Ideias econômicas e mudanças institucionais no Brasil

O obstáculo cultural à mudança institucional que acertaria o País

A economia funciona sob pilares que ela mesma determina para si. Eles são os fundamentos para o modelo de estrutura produtiva que se pretende alcançar, formulados segundo ideias que diagnosticam e prognosticam as condições para funcionamento ideal da economia. São as referências institucionais para implementar as mudanças necessárias para o avanço de um país.

O processo de formulação de uma ideia econômica é subproduto das necessidades de respostas da economia.
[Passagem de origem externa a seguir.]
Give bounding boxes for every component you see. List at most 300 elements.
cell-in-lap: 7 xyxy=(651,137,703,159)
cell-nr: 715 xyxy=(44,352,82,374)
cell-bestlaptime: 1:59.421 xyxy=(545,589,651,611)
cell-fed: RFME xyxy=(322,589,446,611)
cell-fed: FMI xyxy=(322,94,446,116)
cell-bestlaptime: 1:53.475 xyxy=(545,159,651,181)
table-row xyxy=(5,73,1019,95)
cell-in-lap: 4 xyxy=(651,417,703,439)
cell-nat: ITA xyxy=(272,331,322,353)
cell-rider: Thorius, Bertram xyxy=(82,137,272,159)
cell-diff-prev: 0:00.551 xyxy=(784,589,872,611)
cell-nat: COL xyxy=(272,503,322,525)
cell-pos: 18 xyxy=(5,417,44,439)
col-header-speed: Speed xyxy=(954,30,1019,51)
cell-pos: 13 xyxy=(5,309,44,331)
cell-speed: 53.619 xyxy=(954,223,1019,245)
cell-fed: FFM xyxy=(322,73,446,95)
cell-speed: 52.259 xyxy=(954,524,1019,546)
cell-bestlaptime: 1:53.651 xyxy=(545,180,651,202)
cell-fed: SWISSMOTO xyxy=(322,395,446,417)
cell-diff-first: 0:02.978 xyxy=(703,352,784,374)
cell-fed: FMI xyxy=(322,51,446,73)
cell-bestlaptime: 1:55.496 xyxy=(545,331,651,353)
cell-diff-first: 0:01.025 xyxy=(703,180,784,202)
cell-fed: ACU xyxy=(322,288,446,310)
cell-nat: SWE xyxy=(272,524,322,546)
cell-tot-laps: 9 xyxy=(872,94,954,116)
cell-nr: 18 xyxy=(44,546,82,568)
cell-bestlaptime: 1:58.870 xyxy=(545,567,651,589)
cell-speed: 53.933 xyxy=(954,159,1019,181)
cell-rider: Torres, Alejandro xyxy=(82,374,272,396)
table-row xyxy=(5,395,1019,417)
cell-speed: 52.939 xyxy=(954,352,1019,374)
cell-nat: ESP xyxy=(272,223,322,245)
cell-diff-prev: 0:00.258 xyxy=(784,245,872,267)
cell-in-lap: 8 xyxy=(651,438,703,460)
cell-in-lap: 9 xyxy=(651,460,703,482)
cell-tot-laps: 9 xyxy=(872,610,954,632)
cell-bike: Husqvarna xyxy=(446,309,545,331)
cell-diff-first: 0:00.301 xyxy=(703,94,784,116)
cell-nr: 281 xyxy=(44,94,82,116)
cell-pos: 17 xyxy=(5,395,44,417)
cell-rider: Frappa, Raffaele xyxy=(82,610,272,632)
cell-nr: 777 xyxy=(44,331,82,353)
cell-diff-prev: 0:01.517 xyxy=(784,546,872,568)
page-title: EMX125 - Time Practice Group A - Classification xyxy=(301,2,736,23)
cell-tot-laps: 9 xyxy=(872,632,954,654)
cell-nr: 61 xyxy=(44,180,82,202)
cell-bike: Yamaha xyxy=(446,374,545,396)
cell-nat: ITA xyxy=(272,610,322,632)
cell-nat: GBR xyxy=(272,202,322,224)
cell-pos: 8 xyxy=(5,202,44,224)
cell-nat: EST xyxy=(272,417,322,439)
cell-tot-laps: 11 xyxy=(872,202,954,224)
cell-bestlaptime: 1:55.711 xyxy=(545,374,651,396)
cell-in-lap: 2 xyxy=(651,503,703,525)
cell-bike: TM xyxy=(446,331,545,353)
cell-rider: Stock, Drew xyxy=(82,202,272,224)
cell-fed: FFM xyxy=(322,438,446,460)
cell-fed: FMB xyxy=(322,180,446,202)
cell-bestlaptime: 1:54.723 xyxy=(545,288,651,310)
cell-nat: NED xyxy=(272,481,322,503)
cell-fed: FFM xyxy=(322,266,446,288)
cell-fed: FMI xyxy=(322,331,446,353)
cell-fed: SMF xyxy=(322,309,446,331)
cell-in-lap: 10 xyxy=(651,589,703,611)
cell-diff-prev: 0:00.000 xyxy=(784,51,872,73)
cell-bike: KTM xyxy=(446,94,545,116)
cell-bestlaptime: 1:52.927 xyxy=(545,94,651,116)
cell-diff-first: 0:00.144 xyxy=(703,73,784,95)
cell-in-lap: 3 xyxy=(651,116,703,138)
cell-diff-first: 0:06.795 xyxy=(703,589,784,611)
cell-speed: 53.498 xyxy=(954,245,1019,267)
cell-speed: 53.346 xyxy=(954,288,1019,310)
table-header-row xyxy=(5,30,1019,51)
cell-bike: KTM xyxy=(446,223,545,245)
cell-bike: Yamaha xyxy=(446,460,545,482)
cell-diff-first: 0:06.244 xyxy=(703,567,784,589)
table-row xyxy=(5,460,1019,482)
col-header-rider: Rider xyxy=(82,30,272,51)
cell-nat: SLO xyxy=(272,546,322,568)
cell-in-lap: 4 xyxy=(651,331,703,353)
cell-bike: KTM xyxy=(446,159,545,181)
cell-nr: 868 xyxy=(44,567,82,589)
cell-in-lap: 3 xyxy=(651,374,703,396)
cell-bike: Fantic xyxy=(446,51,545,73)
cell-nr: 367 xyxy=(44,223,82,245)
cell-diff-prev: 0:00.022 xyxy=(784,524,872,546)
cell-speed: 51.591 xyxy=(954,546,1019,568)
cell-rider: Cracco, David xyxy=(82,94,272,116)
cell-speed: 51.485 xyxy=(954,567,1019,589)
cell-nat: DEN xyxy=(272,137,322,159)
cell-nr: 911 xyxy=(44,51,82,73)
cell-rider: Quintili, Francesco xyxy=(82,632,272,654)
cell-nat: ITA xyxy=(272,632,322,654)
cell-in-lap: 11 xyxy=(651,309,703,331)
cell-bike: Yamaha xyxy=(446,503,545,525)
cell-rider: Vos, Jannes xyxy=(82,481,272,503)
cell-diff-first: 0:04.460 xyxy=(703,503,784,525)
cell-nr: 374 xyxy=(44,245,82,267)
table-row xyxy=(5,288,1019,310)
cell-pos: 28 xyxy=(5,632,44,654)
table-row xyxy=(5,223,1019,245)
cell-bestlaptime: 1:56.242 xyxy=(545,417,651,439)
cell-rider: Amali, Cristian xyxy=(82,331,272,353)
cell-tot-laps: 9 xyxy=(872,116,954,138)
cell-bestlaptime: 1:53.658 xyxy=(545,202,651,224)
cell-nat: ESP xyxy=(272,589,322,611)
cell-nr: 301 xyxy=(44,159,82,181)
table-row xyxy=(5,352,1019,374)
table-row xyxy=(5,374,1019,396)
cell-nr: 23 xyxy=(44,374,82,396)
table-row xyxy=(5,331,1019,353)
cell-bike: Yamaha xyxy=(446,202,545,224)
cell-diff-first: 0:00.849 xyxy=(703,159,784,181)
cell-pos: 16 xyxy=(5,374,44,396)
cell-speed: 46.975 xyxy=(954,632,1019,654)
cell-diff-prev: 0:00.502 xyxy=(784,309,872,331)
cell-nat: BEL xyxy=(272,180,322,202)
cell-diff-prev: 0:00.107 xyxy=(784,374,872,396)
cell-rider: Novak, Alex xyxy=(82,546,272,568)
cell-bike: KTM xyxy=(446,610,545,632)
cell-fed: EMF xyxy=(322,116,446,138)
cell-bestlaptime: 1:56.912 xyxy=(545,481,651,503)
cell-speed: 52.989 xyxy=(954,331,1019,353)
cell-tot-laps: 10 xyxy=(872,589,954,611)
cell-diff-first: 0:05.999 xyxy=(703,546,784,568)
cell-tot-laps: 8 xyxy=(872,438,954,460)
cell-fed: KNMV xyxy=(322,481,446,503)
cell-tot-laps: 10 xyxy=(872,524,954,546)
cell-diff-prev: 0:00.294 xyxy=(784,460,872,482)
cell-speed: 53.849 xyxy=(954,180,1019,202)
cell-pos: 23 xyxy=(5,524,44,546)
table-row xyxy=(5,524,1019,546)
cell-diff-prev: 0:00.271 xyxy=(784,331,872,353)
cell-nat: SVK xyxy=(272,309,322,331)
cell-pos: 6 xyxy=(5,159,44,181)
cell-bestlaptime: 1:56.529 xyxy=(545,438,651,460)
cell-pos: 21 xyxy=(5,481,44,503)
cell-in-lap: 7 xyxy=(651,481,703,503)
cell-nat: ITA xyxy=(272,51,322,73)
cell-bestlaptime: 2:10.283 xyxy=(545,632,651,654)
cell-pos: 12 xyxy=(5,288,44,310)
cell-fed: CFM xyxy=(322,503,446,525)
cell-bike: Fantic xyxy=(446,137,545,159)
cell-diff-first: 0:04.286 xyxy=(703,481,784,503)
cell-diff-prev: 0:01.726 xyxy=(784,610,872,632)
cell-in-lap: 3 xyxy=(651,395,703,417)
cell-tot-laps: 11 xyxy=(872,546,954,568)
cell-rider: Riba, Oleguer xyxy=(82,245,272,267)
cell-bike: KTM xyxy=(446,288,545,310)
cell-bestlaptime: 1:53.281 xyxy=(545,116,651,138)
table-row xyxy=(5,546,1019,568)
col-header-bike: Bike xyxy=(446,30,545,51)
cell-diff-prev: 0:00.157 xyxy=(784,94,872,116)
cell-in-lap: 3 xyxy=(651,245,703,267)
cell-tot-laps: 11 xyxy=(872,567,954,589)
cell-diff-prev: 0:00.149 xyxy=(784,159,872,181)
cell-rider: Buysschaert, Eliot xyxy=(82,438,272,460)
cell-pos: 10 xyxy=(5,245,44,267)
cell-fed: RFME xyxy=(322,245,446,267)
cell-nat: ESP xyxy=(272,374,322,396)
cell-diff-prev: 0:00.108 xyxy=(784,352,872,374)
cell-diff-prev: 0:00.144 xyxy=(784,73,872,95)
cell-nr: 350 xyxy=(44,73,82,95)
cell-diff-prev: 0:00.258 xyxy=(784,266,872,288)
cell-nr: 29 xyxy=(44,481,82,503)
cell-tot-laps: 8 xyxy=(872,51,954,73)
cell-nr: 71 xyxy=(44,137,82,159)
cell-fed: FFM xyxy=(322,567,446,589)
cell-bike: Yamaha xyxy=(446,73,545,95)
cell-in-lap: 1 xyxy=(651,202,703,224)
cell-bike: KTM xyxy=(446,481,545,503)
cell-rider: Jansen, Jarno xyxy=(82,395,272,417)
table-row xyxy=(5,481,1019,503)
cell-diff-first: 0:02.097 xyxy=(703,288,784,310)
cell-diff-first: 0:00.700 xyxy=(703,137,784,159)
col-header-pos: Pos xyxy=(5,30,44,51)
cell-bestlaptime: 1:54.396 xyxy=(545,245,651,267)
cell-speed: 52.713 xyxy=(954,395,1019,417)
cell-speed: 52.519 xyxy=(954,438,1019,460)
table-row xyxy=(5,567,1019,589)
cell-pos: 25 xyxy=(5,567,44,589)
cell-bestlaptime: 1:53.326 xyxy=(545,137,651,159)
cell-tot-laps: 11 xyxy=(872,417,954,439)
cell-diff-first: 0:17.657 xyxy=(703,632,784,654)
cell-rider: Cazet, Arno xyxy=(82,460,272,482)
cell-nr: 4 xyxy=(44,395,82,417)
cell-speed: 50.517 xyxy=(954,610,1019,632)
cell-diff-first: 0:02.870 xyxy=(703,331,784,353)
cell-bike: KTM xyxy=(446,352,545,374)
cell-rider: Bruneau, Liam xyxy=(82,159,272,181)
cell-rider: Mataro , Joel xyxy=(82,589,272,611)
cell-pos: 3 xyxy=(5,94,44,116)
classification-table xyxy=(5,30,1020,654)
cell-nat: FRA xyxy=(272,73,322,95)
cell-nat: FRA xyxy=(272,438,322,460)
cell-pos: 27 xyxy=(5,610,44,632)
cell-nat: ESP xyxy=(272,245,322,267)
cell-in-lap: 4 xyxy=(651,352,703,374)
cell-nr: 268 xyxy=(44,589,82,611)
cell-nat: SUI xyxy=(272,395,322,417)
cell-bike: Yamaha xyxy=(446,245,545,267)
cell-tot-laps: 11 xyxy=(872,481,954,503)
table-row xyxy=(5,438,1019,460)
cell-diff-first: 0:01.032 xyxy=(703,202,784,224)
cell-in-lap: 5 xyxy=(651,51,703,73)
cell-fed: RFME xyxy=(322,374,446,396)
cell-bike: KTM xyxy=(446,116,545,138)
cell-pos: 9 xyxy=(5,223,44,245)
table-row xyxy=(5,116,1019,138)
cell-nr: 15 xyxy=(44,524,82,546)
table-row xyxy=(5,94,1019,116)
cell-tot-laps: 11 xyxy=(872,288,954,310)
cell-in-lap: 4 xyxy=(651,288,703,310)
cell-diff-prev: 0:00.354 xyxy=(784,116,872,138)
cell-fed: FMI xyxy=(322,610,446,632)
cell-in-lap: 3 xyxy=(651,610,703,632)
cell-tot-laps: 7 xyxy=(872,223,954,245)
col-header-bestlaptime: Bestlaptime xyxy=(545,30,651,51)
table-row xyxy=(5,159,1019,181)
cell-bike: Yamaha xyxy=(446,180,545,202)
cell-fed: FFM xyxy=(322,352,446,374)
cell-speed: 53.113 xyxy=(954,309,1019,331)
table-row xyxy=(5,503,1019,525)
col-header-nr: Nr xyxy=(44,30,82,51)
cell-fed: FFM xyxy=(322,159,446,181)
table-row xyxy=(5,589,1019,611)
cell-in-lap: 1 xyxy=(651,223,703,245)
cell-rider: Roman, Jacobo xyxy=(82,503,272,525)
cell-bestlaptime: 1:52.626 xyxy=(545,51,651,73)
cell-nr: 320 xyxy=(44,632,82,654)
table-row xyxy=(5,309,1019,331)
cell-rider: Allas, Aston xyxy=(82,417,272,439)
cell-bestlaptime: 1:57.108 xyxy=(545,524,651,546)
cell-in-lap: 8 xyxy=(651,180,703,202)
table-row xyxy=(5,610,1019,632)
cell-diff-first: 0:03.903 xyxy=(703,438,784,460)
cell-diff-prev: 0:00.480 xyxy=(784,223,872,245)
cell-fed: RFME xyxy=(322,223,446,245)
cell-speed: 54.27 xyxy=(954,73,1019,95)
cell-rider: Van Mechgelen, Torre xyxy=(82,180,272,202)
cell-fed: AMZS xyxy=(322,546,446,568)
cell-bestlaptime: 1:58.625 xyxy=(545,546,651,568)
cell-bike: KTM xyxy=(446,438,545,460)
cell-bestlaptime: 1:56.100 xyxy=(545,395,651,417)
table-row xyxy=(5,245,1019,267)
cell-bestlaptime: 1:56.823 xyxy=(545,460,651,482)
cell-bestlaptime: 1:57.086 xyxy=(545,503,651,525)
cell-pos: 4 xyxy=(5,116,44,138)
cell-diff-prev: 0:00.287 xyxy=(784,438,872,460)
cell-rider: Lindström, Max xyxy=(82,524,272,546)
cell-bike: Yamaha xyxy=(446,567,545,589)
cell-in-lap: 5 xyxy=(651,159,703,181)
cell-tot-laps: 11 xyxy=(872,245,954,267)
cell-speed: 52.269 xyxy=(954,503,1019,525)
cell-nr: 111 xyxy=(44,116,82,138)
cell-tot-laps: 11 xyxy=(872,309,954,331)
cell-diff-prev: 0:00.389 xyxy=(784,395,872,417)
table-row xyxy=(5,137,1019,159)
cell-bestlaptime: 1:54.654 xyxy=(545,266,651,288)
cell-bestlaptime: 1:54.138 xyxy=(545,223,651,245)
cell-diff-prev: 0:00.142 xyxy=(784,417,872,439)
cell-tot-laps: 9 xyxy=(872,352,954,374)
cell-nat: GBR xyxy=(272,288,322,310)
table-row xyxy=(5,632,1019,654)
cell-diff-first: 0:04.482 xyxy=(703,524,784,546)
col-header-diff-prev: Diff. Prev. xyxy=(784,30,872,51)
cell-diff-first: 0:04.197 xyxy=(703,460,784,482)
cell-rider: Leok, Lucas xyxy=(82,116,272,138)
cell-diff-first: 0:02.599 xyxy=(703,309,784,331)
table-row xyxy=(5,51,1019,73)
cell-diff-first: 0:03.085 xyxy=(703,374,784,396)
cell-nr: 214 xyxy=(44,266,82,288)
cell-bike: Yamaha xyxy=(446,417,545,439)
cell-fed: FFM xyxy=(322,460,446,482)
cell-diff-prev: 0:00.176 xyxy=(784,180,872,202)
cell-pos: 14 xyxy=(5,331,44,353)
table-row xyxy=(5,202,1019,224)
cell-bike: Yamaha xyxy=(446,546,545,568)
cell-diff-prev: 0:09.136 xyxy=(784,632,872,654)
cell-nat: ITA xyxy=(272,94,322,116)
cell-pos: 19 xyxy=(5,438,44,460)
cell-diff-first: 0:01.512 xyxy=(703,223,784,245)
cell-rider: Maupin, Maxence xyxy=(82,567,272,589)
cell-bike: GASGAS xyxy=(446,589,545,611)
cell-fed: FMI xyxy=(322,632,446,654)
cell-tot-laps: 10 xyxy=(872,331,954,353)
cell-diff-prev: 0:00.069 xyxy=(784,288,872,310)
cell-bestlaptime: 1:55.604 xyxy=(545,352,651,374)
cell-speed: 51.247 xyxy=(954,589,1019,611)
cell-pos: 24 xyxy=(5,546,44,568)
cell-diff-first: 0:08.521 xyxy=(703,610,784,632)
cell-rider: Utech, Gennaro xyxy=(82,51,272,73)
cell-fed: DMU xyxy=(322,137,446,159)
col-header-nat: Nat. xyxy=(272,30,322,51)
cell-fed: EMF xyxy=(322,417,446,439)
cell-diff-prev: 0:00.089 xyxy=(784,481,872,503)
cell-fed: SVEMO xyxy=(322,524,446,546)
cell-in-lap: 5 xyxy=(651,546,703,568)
Quanto melhor sua capacidade de equacionar os problemas enfrentados, maior sua capacidade para reduzir as incertezas, e promover as mudanças institucionais demandadas por ela. É o poder político de uma ideia econômica. Processo que possui dinâmica imprevisível conforme a reação dos agentes econômicos aos seus efeitos.

Uma ideia econômica sustenta que, depois que ela estiver completamente implementada, eliminará a distorção que a anterior produzia. A  questão é que, invariavelmente, depara-se com mais de uma distorção. Como nenhuma equipe econômica consegue corrigir, simultaneamente, todas as distorções, há o risco de que, ao se corrigir uma, deixar a impressão de que houve piora, ao invés de melhora, para o ambiente econômico. Assim, a agenda de mudanças precisa definir a sequência em que as medidas serão adotadas; e como serão mediadas, simultaneamente, as mudanças e seus efeitos.

Como esse gradualismo afeta os interesses de grupos específicos, ele reproduz focos de pressão contra as mudanças – que podem, inclusive, desvia-las dos objetivos propostos. A habilidade do Governo para coordenar esse contramovimento é fundamental para garantir continuidade dessas mudanças. Porém, ela depende da qualidade de sua Governança. É ela que o permitirá conquistar e sustentar apoio político, de diferentes grupos de interesses, para a ideia proposta, e promover os avanços necessários. Mas o Governo do Brasil não possui essa Governança.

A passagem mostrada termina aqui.